商標の区分一覧(第1類から第45類まで)。商品・役務(サービス)との関係

商標登録をしたい人からよく質問されるのが「商標の区分」。正確には、「商品・役務の区分」です。

商標登録をする際には、商標だけでなく、その商標を使用したい商品や役務(サービス)を指定する必要があります。「商標の区分」はここに関わってくる重要な概念です。この記事では、一見理解しにくい「商標の区分」について解説します。

目次

商標の区分とは

「商標の区分」、正確には「商品・役務(サービス)の区分」は、商標を使う対象となる、多数の商品やサービスを分類した45のグループです。第1類から第45類まであるので、「区分」のことを「類」という人もいます。

商標登録をするためには、商標(ネーミングやロゴマークなど)を申請しただけでは認められません。その商標を使用する商品やサービスを指定する必要があります。

登録した商標を、自分が指定した商品・サービスに使うことができる権利、これが商標権なのです。すなわち、商標だけではなく、商品・サービスも商標権の権利範囲を決める大事な要素だということです。

世の中には沢山の商品やサービスがあります。これを一定のルールに基づいて45のグループに分類したのが「商品・役務(サービス)の区分」なのです。

区分(類)の数はいくつあるか

区分(類)は第1類から第45類まで、全部で45個あります。

商品は第1類から第34類までの34の区分に、サービスは第35類から第45類までの11の区分に分類されています。
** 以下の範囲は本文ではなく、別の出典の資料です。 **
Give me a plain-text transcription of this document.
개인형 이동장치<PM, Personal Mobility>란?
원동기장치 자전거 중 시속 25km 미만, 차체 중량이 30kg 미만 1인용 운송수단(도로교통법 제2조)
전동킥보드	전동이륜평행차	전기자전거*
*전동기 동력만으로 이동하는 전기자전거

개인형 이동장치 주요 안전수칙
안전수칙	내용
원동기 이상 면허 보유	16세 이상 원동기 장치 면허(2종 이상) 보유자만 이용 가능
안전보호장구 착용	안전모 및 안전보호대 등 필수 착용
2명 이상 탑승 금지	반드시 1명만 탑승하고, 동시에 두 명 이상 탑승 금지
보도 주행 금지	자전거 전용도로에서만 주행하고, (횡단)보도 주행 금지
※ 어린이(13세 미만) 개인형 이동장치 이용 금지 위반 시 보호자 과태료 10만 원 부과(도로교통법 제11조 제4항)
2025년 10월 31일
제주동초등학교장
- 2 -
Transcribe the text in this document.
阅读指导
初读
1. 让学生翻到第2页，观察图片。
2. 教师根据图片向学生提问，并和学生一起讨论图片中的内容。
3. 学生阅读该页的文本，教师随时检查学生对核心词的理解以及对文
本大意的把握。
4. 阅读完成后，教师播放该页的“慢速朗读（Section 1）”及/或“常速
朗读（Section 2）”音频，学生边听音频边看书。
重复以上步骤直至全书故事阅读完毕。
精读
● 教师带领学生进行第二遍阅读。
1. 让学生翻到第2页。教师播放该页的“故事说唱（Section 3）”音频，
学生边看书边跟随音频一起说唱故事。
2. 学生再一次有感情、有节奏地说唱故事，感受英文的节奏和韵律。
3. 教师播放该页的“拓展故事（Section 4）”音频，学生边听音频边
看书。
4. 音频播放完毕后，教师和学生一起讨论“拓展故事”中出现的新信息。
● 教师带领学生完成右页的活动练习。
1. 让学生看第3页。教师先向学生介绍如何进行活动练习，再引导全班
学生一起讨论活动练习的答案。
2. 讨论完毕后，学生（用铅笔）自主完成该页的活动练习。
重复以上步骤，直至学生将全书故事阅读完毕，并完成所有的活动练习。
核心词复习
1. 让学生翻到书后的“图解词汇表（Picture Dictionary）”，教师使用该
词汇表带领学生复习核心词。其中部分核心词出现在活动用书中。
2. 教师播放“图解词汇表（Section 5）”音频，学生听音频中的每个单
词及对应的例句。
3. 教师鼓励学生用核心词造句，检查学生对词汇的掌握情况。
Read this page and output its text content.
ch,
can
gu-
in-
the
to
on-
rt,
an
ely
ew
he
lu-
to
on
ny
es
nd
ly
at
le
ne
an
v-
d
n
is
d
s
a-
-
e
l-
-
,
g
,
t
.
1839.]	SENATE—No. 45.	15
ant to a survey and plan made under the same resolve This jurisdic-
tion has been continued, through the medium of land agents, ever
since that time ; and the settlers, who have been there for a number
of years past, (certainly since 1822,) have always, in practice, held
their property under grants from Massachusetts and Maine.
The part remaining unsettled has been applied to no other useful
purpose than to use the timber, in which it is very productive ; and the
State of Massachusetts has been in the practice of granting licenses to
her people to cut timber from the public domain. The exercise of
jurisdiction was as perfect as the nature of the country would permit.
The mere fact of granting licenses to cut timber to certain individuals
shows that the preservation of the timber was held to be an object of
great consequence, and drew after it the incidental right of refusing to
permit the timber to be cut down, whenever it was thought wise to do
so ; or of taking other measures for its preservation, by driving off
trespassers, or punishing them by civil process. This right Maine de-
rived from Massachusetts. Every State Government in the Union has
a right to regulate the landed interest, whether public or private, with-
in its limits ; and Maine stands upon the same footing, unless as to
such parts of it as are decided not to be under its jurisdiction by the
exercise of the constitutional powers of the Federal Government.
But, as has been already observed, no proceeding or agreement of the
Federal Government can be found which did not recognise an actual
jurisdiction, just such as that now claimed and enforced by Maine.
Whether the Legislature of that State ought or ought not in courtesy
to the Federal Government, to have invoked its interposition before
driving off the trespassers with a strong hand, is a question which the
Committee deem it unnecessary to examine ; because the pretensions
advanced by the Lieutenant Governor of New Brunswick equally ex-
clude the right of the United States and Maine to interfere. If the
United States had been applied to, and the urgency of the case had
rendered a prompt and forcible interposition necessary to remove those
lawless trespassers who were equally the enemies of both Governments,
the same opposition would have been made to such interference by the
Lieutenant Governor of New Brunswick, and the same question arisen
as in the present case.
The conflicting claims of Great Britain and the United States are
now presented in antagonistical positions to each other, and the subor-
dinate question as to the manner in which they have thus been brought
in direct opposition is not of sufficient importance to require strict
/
逆に言えば、この世の中の商品やサービスはこれら45の区分のどれかに分類されるということになります。

商品・役務の別区分
商品第1類-第34類(34区分)
役務(サービス)第35類-第45類(11区分)
商品の区分・役務の区分

商品の区分は4つのグループに分類され、役務の区分は2つのグループに分類されます。

商品・役務の別グループ区分
商品化学第1類-第5類
機械第6類-第13類、第19類
雑貨繊維第14類-第18類、第20類-第28類、第34類
食品第29類-第33類
役務産業役務第35類-第40類
一般役務第41類-第45類
商品の区分・役務の区分のグループ

区分(類)が大事な理由

「区分」の書き方がまずいと、

  • 商標登録の申請が拒絶される
  • 商標登録に際して無駄な費用がかかる

おそれがあります。

商標登録の申請が拒絶される

区分の書き方が悪いことが原因で、商標登録を認められない可能性があります。

商標登録の申請(出願)書類には、商標を使用しようとする商品やサービスを記載しなければいけません。

指定商品又は指定役務並びに第六条第二項の政令で定める商品及び役務の区分

商標法第5条第1項第3号|e-GOV

そして、商品やサービスの名前を記載するときは、区分に従って記載しなければいけません。

(商品や役務<サービス>の指定は、)政令で定める商品及び役務の区分に従つてしなければならない。

商標法第6条第2項|e-GOV


例えば、「第3類 化粧品」とか、「第43類 飲食物の提供」という形で記載します。

この時、

  • 区分と商品・サービスの内容が合っていない
  • 商品・サービスの記載が曖昧でどの区分に入るかを判断できない

等の場合には、特許庁の審査官からダメ出しのお手紙(拒絶理由通知)が届きます。商標や商品・サービスだけではなく、区分も審査の対象となっているということです。

区分の記載の誤りは形式的な誤りなので、手続補正という方法で書類を直せば問題はなくなります。ただし、そのために審査が遅れたり、弁理士に余分なお金を払わねければいけなくなったりするので、できる限り、誤りがないように、区分について理解しておいた方がいいでしょう。

商標登録に際して無駄な費用がかかる

商標登録の数は商品やサービスの数ではなく、区分の数で決まるからです。区分の数が増えるにつれて、商標登録の費用も上がっていきます。

特許庁手数料に関しては、出願料も登録料も区分加算といって、区分の数に応じて追加料金がかかります。出願料は審査をしてもらう費用であり、登録料は商標登録を維持管理してもらうための費用です。

この記事を書いている2022年12月現在、出願料は1区分増えるごとに8,600円の加算、登録料(初回)については、10年分を一括納付する場合、1区分増えるごとに28,200円の加算、5年分ごとに分割納付する場合には1区分増えるごとに16,400円が加算されることが法律で決まっています。

一方、弁理士費用に関しては法律で決まっているわけではありません。ただし、区分数に応じて料金を加算するシステムを採用している特許事務所が多いです。区分が増えれば、それだけ商標登録の調査や書類作成の手間が増えるからです。

無闇やたらと、商品・サービスを増やしていけば区分数も増え、特許庁や弁理士に支払う費用が増えていくということです。

商標の区分一覧(第1類から第45類まで)

では、商標の区分(商品・役務の区分)を一覧してみましょう。

なお、各区分の内容については、類似商品・役務審査基準〔国際分類第11-2022版対応〕に基づいて作成しています。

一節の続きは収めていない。